Same old Milo, practicing a brand of free speech that’s a license to offend and demean. #Sad, even if one agrees that today’s babyfied, “safe space” campuses are just as loony and dangerous on the opposite extreme.

If there’s a bright spot here, it’s Yiannopoulos’ adoration for fellow Internet troll (his words) Trump. The English expat is hilarious on the subject of the American president he worships and calls “Daddy.”

Trump, Yiannopoulos writes, is a “fabulously camp cultural figure. He’s the drag queen president! It’s easy to see why so may gays I know secretly adore him. All that pizzazz and bluster!”

Now, 288 pages on that amusing topic might even land him a legit publisher and a callback from Bill Maher. He could title it: My Big ‘Daddy’ Issues.

Well, I’m reading it, and it is not boring. Yes, the camp jokes are tedious. Yes, he makes some mistakes. The Alt Right is not Richard Spenser, he does not know about Social Matter and Thermidor. Or the older, Christian reactionaries… he thinks Vox Day is a conservative SF firebrand when in fact that Arian wrote the 16 points.

He underestimates the health consequences of being overweight, and (as he is young) the struggle the middle aged have in getting the weight off. He shows much compassion for blacks in America: having loved and lost with them many times. And he is a bit of a wuss, not understanding that the times of conversation will end as night falls.

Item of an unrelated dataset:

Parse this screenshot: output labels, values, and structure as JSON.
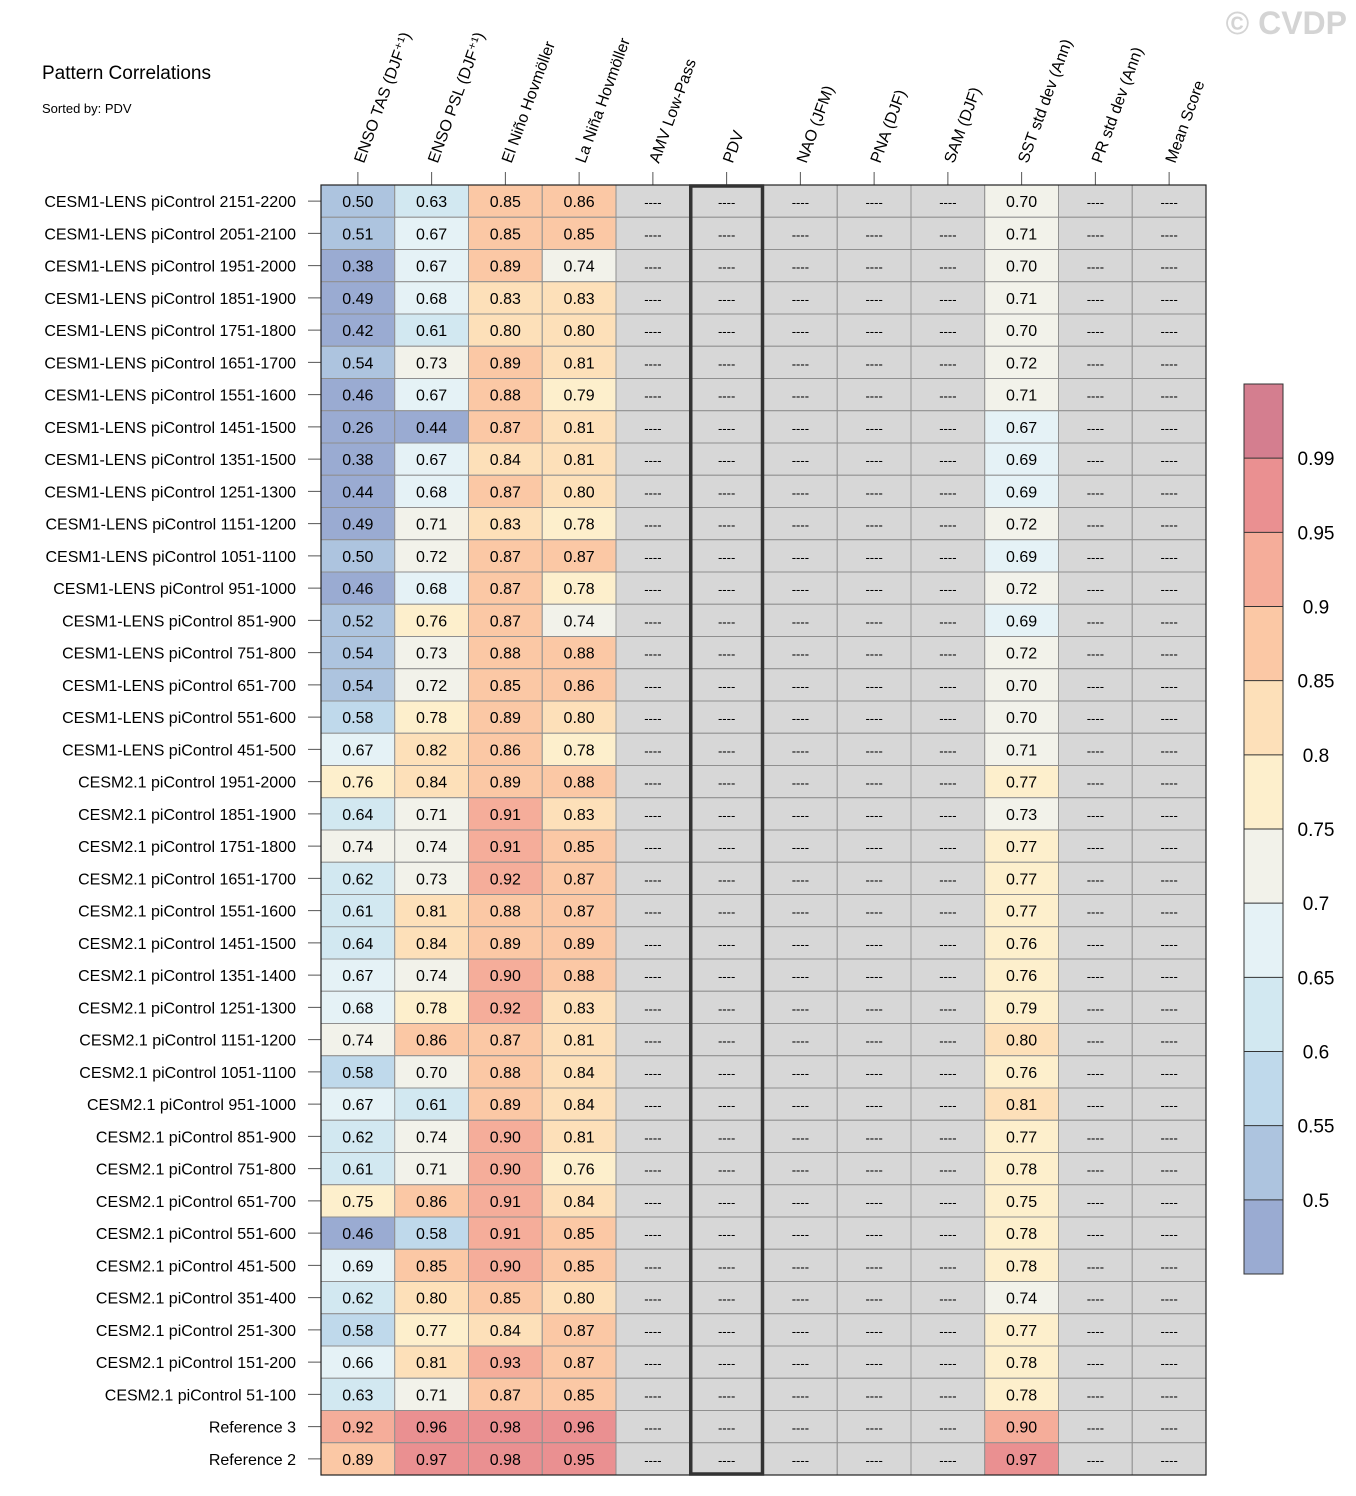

But he is standing for the light, in all is degenerate glory. And the Amazon reviewers are positive.

Looks like the first printing sold out.

As Edward R Murrow’s “See it Now” was to McCarthyism, so is Milo’s book “Dangerous” to the modern left; hence the title.

I found the summary of how our culture got to its present state (via Gramsci, The Frankfurt School, and the evolution of the working class Democratic Party) in Chapter One the best I’ve read anywhere, and consistent with other, far more bulkier writings.

While there were a few points I did not agree with (Milo argues against abortion and contraception), those arguments were still well made. I could not really get into Chapter Seven (Why Establishment Gays Hate Me), and I had heard of but had trouble following the events of Chapter 10 (Why Gamers Don’t Hate Me). I found a few of his rationalizations toward the end of the book (like he’s doing it all to push limits) just that – rationalizations.

Other than that, the book was incredibly honest (especially when Milo describes how one realistically promotes themselves in modern politics), and Milo is very up front describing his ego and what drives him.

Age and sexual preference-wise, Milo and Trump are two different people. Yet if you voted for Trump – then this book is for you.

And if you respect the mainstream media and/or hold Trump in contempt, then chances are you won’t like this book either.

The days when a reviewer could call a pamphlet — for this, like all political books, is a pamphlet — bad and it would kill a book is over. Most books are sold electronically: bibliophiles run out of shelf space quickly and your kobo (bigger and better than a kindle) allows you to keep on reading.

By the time the reviews are out, the books are sold.

The critics are no longer the gatekeepers. Their reviews are considered noise. Another pamphlet for free speech is a good thing, and its success is to be welcomed.

But Milo, you need to keep the sins you confess out of your books, and accept your celibate calling. Join the dark forces of righteousness. We have salvation and cookies.